Pretty sure it's a more expensive Gregson Clark without the boom.


----------



## Thejarrod (Aug 5, 2018)

it sure looks like Spyker has licensed the spreader mate and added the Spyker branding. Spyker does not disclose some details that would be helpful in comparing the two. For example, spreader mate comes with 3pmg pump but can upgrade to 5gpm. its not clear which pump the Spyker has. 
if you have questions, you should call GregsonClark. I called them twice as i was deciding on a purchase and they were great. I ended up with the Spreader Mate B, with the 80" boom, but stuck with the 3gpm pump. its awesome and the only thing I would change is that i should have bought it sooner.


----------



## Ware (Jan 28, 2017)

I merged the last few posts into the original thread on this topic.

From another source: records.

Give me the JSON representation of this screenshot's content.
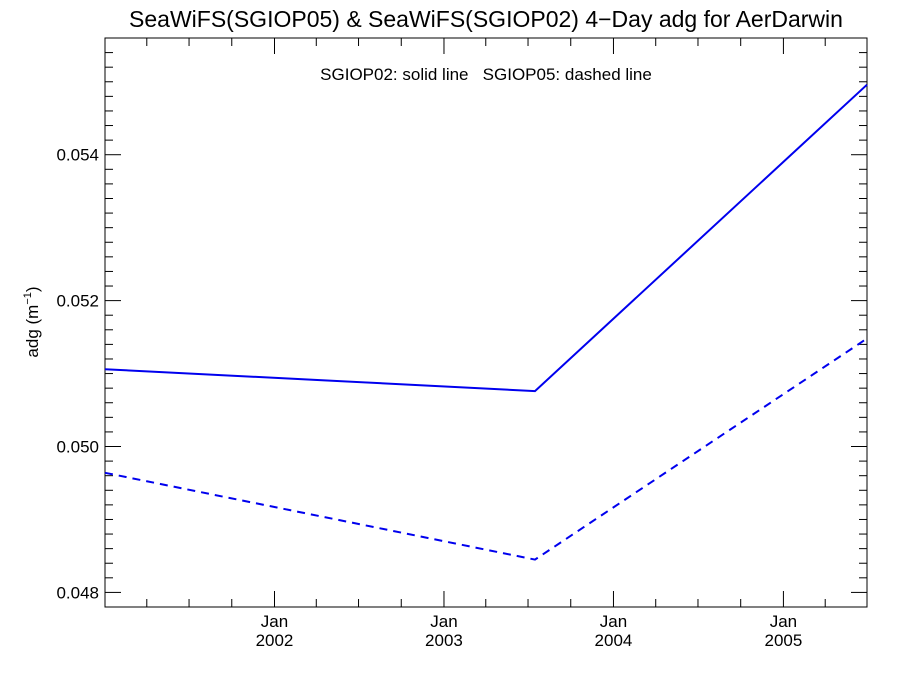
{
  "chart_data": {
    "type": "line",
    "title": "SeaWiFS(SGIOP05) & SeaWiFS(SGIOP02) 4−Day adg for AerDarwin",
    "annotation": "SGIOP02: solid line   SGIOP05: dashed line",
    "ylabel_main": "adg (m",
    "ylabel_sup": "−1",
    "ylabel_close": ")",
    "ylim": [
      0.0478,
      0.0556
    ],
    "x_range": [
      "2001-01-01",
      "2005-06-30"
    ],
    "x_ticks": [
      {
        "date": "2002-01-01",
        "month": "Jan",
        "year": "2002"
      },
      {
        "date": "2003-01-01",
        "month": "Jan",
        "year": "2003"
      },
      {
        "date": "2004-01-01",
        "month": "Jan",
        "year": "2004"
      },
      {
        "date": "2005-01-01",
        "month": "Jan",
        "year": "2005"
      }
    ],
    "y_ticks": [
      "0.048",
      "0.050",
      "0.052",
      "0.054"
    ],
    "grid": false,
    "line_color": "#0000ee",
    "series": [
      {
        "style": "solid",
        "x": [
          "2001-01-01",
          "2003-07-16",
          "2005-06-30"
        ],
        "y": [
          0.05106,
          0.05076,
          0.05496
        ]
      },
      {
        "style": "dashed",
        "x": [
          "2001-01-01",
          "2003-07-16",
          "2005-06-30"
        ],
        "y": [
          0.04964,
          0.04845,
          0.05148
        ]
      }
    ]
  }
}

I saw it in person at GIE last year. It is definitely the Gregson-Clark.


----------



## jasonmar (Apr 9, 2020)

Thejarrod said:


> it sure looks like Spyker has licensed the spreader mate and added the Spyker branding. Spyker does not disclose some details that would be helpful in comparing the two. For example, spreader mate comes with 3pmg pump but can upgrade to 5gpm. its not clear which pump the Spyker has.
> if you have questions, you should call GregsonClark. I called them twice as i was deciding on a purchase and they were great. I ended up with the Spreader Mate B, with the 80" boom, but stuck with the 3gpm pump. its awesome and the only thing I would change is that i should have bought it sooner.


According to the specs on the Northern Tool website it is a 3 GPM pump

https://www.northerntool.com/shop/tools/product_200937171_200937171


----------



## Ware (Jan 28, 2017)




----------



## Johnl445 (Feb 11, 2020)

I'll be honest, I don't like how the tank sits in the hopper


----------



## Ware (Jan 28, 2017)

Yeah, it's functional but even the Gregson-Clark folks will tell you it was molded to fit the 80lb Lesco hopper.


----------



## Mightyquinn (Jan 31, 2017)

The Greyson-Clark was always designed to sit in the hopper of the 120lb Spyker as I was looking at that as an option before I built my sprayer. Who really cares what it looks like while sitting in the hopper? It works and it's functional. I still prefer my setup as I have a 12 gallon tank over the 9 gallon one so it allows me to be more versatile.


----------